How We Help Children Thrive
Getting a good night’s sleep on a regular basis is not a given for all children. Challenges – including low family income, housing insecurity, and family instability – prevent many children from following a bedtime routine, feeling comfortable and secure at night, and getting the sleep they need. This can have a lasting, negative effect on children’s health, social and emotional well-being, and school performance. At Pajama Program, we believe that sleep is a social justice issue.
Pajama Program provides children facing adversity with the materials, information, and support they need to have Good Nights for Good Days. Our programs and services deliver Bedtime Basics, Sleep Health Education, and Caring Connections—three key components that support a comforting bedtime routine and healthy sleep. By investing in bedtime, we invest in children’s futures.
Why Bedtime Routines?
Research shows that children who follow a bedtime routine are more likely to get the healthy sleep they need to thrive.
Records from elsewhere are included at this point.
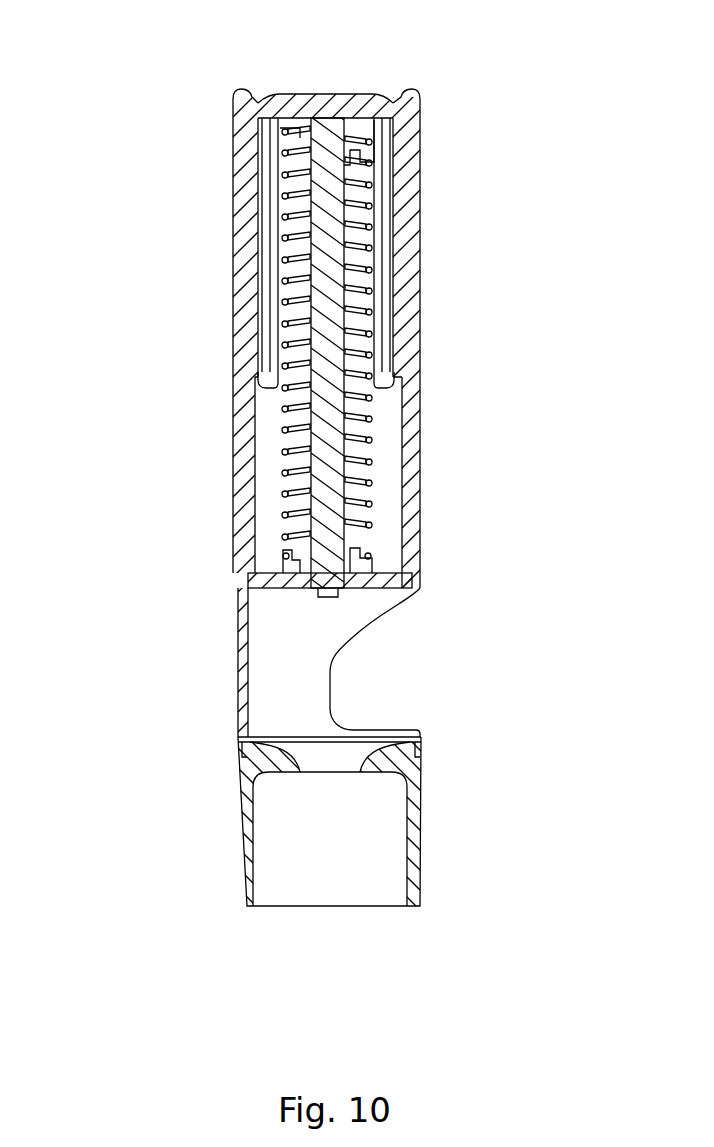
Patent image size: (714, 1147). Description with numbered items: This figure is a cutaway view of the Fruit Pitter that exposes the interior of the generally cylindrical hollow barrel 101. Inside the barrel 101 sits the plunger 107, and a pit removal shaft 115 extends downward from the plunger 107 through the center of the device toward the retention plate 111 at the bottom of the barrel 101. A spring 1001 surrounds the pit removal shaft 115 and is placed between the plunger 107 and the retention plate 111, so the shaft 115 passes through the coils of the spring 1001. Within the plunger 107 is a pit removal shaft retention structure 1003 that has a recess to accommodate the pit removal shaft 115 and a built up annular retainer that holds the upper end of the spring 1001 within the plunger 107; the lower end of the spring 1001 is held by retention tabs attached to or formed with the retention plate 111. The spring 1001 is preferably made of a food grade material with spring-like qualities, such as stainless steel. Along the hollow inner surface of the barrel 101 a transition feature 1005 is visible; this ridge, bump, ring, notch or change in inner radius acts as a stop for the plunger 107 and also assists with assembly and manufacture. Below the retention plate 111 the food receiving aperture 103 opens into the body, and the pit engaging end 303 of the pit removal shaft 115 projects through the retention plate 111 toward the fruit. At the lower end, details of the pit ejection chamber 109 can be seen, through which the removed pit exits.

The generally cylindrical hollow barrel 101 is at (420, 240).
The food receiving aperture 103 is at (395, 640).
The plunger 107 is at (292, 95).
The pit ejection chamber 109 is at (423, 797).
The retention plate 111 is at (268, 587).
The pit removal shaft 115 is at (345, 512).
The pit engaging end 303 is at (317, 593).
The spring 1001 is at (372, 413).
The pit removal shaft retention structure 1003 is at (348, 133).
The transition feature 1005 is at (258, 378).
A comforting bedtime routine helps children feel secure, provides simple steps to follow, promotes bonding, and helps children fall asleep, stay asleep, and wake up refreshed and ready to meet the day ahead. Following a comforting bedtime routine and getting a good night’s sleep on a regular basis paves the way for good health, emotional well-being, and school success.
Sleep is a basic need. Sleep is as important for children’s development as proper nutrition and exercise. Sleep helps children grow, build immunity, maintain a healthy weight, regulate emotions, improve behavior, learn, solve problems, and build resilience, among many other benefits.
Why Children Facing Adversity?
Every child has the right to a comforting bedtime routine, a good night’s sleep, and all the benefits that follow. But for children facing adversity and challenges beyond their control, following a comforting bedtime routine and getting healthy sleep can be especially difficult. This puts their health, well-being, and academic performance at risk.
“Not only are too many Americans not getting enough sleep, but the distribution of sufficient restorative sleep across the population favors those with more social and economic advantages.”